Al igual que tantas otras herramientas económicas, la noción de costo de oportunidad parece demasiado ingenua para ser útil o significativa. Pero frecuentemente son las ideas más sencillas las que se pasan por alto. Para comprobar esto, pregúntense a sí mismos: ¿explotaría alguien un negocio que produjera, por ejemplo, el 8 ó 10% sobre el capital invertido si ese mismo capital pudiera conseguir el 16% en otro negocio de un riesgo comparable?
Shlomo Maital define al costo de oportunidad con simplicidad: “Los economistas tienen una forma muy curiosa de definir y medir los costos. En lugar de preguntarse cuánto cuesta o cuánto hay que pagar por algo, insisten en determinar el costo de las cosas formulando la siguiente pregunta: ¿A qué tengo que renunciar para conseguir esto?” Esta interrogante más bien extraño tiene una gran capacidad analítica si se hace un uso frecuente del mismo. Todos los auténticos costos son oportunidades perdidas de una u otra clase, pero no todas las oportunidades perdidas se ven representadas en el talonario de cheques. Algunos costes tienen una extraordinaria habilidad para ocultarse.
A continuación un ejemplo de la vida real, cambiando algunos nombres para no revelar la fuente.
Francisco era un comerciante de la zona de recoleta, que tenía una ferretería en una de las esquinas más importantes del barrio. Todos lo conocían y contaba con una extensa lista de clientes. Era feliz y el negocio le permitía vivir muy bien. Pero un día no tuvo mejor idea que asistir a un curso sobre dirección de empresas y un profesor le dio una muy mala noticia: su negocio no era negocio, o por lo menos no como él creía.
Francisco recuerda ese día como uno de los peores de su vida de empresario. Él se encontraba cursando un módulo sobre Finanzas. De repente, el profesor a cargo hizo una pregunta: ¿Quién de ustedes tiene una empresa o comercio? Francisco, al ver que nadie levantaba la mano, comentó: “Yo tengo un negocio”. “Muy bien -dijo el profesor- y ¿gana dinero?” Francisco respondió afirmativamente. “¿Está seguro?”, volvió a preguntar el profesor. “Sí, estoy seguro”, retrucó. “Muy bien ¿se anima a hacer un caso sobre su comercio y ver si realmente gana dinero?”, insistió el profesor. Francisco aceptó, un poco enojado por la forma en que se había dado la conversación.
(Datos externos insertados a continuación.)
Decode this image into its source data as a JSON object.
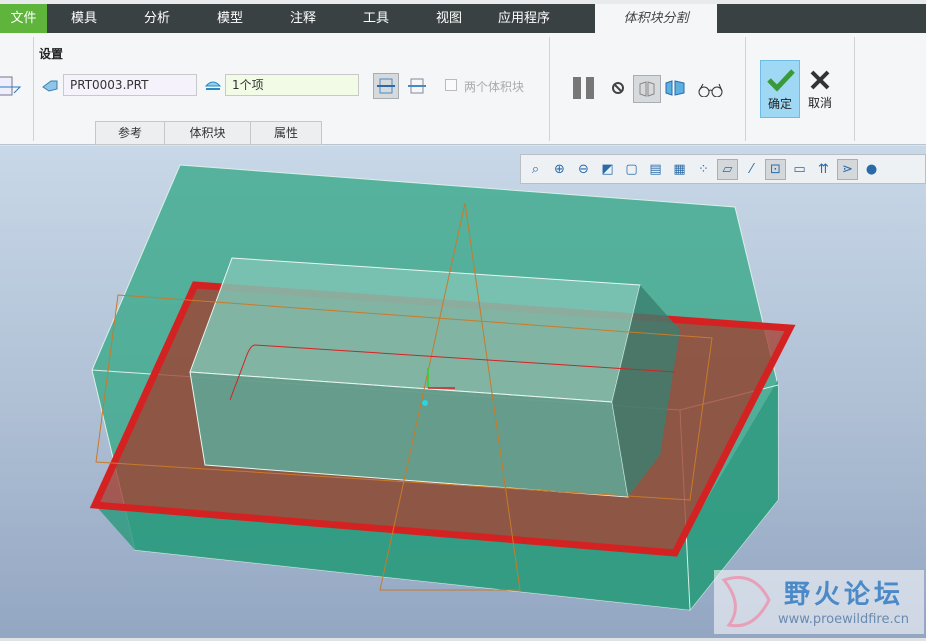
{
  "menu": {
    "tabs": [
      "文件",
      "模具",
      "分析",
      "模型",
      "注释",
      "工具",
      "视图",
      "应用程序"
    ],
    "active_tab": "体积块分割"
  },
  "ribbon": {
    "group_label": "设置",
    "part_field": "PRT0003.PRT",
    "surface_field": "1个项",
    "two_volumes_label": "两个体积块",
    "two_volumes_checked": false,
    "subtabs": [
      "参考",
      "体积块",
      "属性"
    ],
    "ok_label": "确定",
    "cancel_label": "取消"
  },
  "view_toolbar": {
    "icons": [
      "refit",
      "zoom-in",
      "zoom-out",
      "repaint",
      "view-orientation",
      "saved-views",
      "display-style",
      "datum-display",
      "plane-display",
      "axis-display",
      "point-display",
      "spin-center",
      "annotation-display",
      "sketch",
      "more"
    ]
  },
  "watermark": {
    "title": "野火论坛",
    "url": "www.proewildfire.cn"
  },
  "colors": {
    "file_tab": "#5fb53c",
    "menubar": "#3a4143",
    "ok_bg": "#9fd8f5",
    "parting": "#d42222",
    "mold_body": "#3aa98a"
  }
}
A continuación, el profesor le pidió que armara en el pizarrón su Estado de resultados. Básicamente ingresos, egresos y la rentabilidad neta.
Francisco lo hizo rápidamente. Cuando terminó, el profesor lo miró y le preguntó: “¿Está seguro de que esa es su rentabilidad neta? Le dije que usted no estaba ganando dinero o, mejor dicho, no él que usted cree.” Y procedió a explicarle.
Francisco había realizado un muy detallado estado de resultados, con todos los ingresos, los costos variables y los costos fijos y semi-fijos. Para sorpresa de todos, también había hecho
un análisis que incluía los impuestos, amortización, etc. Pero había obviado algo que el profesor preveía. No había incluido su sueldo, ni el alquiler del local.
Cuando el profesor le agregó un sueldo de gerente y un alquiler promedio de un local acorde a sus características en la zona, el resultado cambió bruscamente y pasó a ser negativo o cercano a cero.
Recordando sus años de contabilidad en la escuela secundaria y los dichos de su contador, Francisco -con una sonrisa en la boca- dijo: “Sólo deben registrarse los ingresos y egresos efectivamente realizados”.
“Tiene razón, pero el hecho de que no los haya pagado no significa que no existan. Eso es su costo de oportunidad”, explicó el profesor.
Esta experiencia le sirvió mucho a Francisco, quien unos meses después decidió mudar su negocio. Esto le permitió obtener una rentabilidad mayor, porque paga la mitad de lo que cobra por alquilar su local.
Éste es solamente uno de tantos ejemplos sobre el costo de oportunidad, algo que todos creemos conocer, pero que pocas veces usamos debidamente.